Thursday 1 March 2012

Battle report - 26 Feb 2012 - Edgehill refought

Last Sunday was one of our regular club all-day games - downstairs, the guys were playing Warhammer Fantasy (which is one of the scant few times you'll ever see me mention it on this blog!), while upstairs, we had six folks for a large (12'x'6') Warhammer ECW battle.

Carl had produced individual
unit cards for both sides - here's
the complete Royalist order of
Umpired and arranged by Carl, this was in fact a refight of the Battle of Edgehill, though he made a point of not letting on. Between us, we had upwards of fifteen regiments of horse, a dozen or more foot and about a dozen guns, all painted 25/28mm figs (with the exception of a certain unit of Lobsters over which we'll just draw a veil, OK, Grahame?). The Royalist side was your humble scribe (in overall command), Al and Carl, taking on Grahame, Gary and Dewi.

It took us a while to figure
out that one of the club's
Citadel Gaming cloths is
not the same as the others!
 Scenery duly set up, we deployed - Rupert and three regiments of horse on one flank, the other three on the other, and five regiments of foot along with the Royalist artillery. As Grahame was in charge of the forces of Parliament, it came as no surprise that he elected to wait for us to come to them.

The Royalist culverins open fire
First blood to the King, as Al opened up with the culverins we'd sited on the ridge to the northeast of Radway village, and despite Carl's observations about guns in WECW being rubbish, nailed the range first time and proceeded to cut a swathe through two units of Cavalier foot. The return fire from Grahame's guns was less accurate, but remarkably irritating in that it cleared the front ranks of foot and twice managed to carry off members of the Gentleman Pensioners protecting the person of His Majesty. Most ill-mannered.

Rupert's wing advances
Meanwhile, both flanks of horse advanced across the hedges, coming under fire from assorted Parliamentarian groups of commanded shot. The Lifeguards elected instead to take the road: somewhere in the middle of this, I rather foolishly missed a charge I wasn't sure I could make, and left them in the path of a first full salvo from two units of shot at close range. The rebels most certainly could hit the broadside of a barn at that distance, and let me tell you that upwards of 35 shot with about a 66% chance to hit and an even chance to wound is very... very... messy.
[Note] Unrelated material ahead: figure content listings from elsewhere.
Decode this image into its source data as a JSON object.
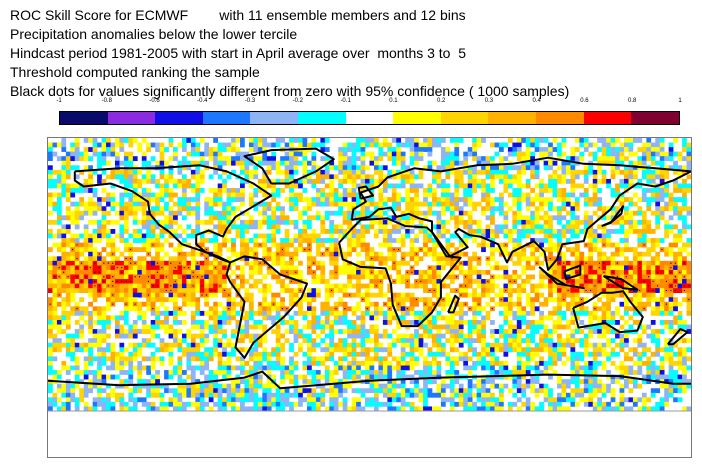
{
  "title_lines": [
    "ROC Skill Score for ECMWF        with 11 ensemble members and 12 bins",
    "Precipitation anomalies below the lower tercile",
    "Hindcast period 1981-2005 with start in April average over  months 3 to  5",
    "Threshold computed ranking the sample",
    "Black dots for values significantly different from zero with 95% confidence ( 1000 samples)"
  ],
  "colorbar": {
    "tick_labels": [
      "-1",
      "-0.8",
      "-0.6",
      "-0.4",
      "-0.3",
      "-0.2",
      "-0.1",
      "0.1",
      "0.2",
      "0.3",
      "0.4",
      "0.6",
      "0.8",
      "1"
    ],
    "colors": [
      "#0a0a6a",
      "#8a2be2",
      "#1010e6",
      "#1e78ff",
      "#8fb4f5",
      "#00ffff",
      "#ffffff",
      "#ffff00",
      "#ffd400",
      "#ffb300",
      "#ff8a00",
      "#ff0000",
      "#800030"
    ]
  },
  "map": {
    "coastline_color": "#000000",
    "dot_color": "#000000"
  }
}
Some of Gary's rather nice painted
Warlord firelocks
Meanwhile, in the centre, one of Al's units of foot was getting the undivided attention of a large gun battery, and on the other wing Carl managed to chase off the shot lining the hedges and get stuck into a classic cavalry melee (lending tone, as they say, to what would otherwise have been a vulgar brawl).

The horse on the rebel right prepare
to receive charge - more of Gary's
lovely painting.
On the right, the Parliamentary cavalry charged. Rupert, being Rupert, countercharged, won, outnumbered them, and chased them off, before turning to face the next lot. Basic maths suggested they should win this one too, being pretty much the best cavalry on the table by a long way.

Basic maths has a lot to answer for. Despite charging, and having a considerable number of attacks, I managed to do next to no damage on the Cavaliers, and collected enough in return that, horror of horrors, they lost the fight, and...
The rebels left centre, on the road -
some of Grahame's collection.


It is of course the case that at that point Rupert and his remaining horse elected to hare off up the Kineton road in pursuit of the Parliament baggage. The scurrilous rumour going round the rebels' camp that his regiment actually, y'know, fled the field, is just that. Rumour. Yup. That's the ticket.

Moving swiftly on....

Royalist and Parliament infantry go
at it hand to hand.
On the left, Carl's cavalry were starting to be in a position to sweep round the Parliament flank, and in the middle it came down to close range musket fire (bloody but inconclusive) followed by in with the pikes.

To be honest, 'bloody but inconclusive' quite sums up this phase of the battle too - much pushing and shoving, some casualties, but as night fell (read: as we hit the deadline to clear up) it was probably too close to call. Both sides would probably claim they had the best of it.

In conclusion? My thanks to Carl and the rest of the players for a great day. It did go to prove that if you approach WECW with the right mindset (i.e. not trying to minimax the living daylights out of it, but go with historically believable orders of battle - I think there were a total of two Veteran and one Elite unit of horse, and everything else, foot and horse, on both sides was Steady or Raw) it can produce a fun game that doesn't jar.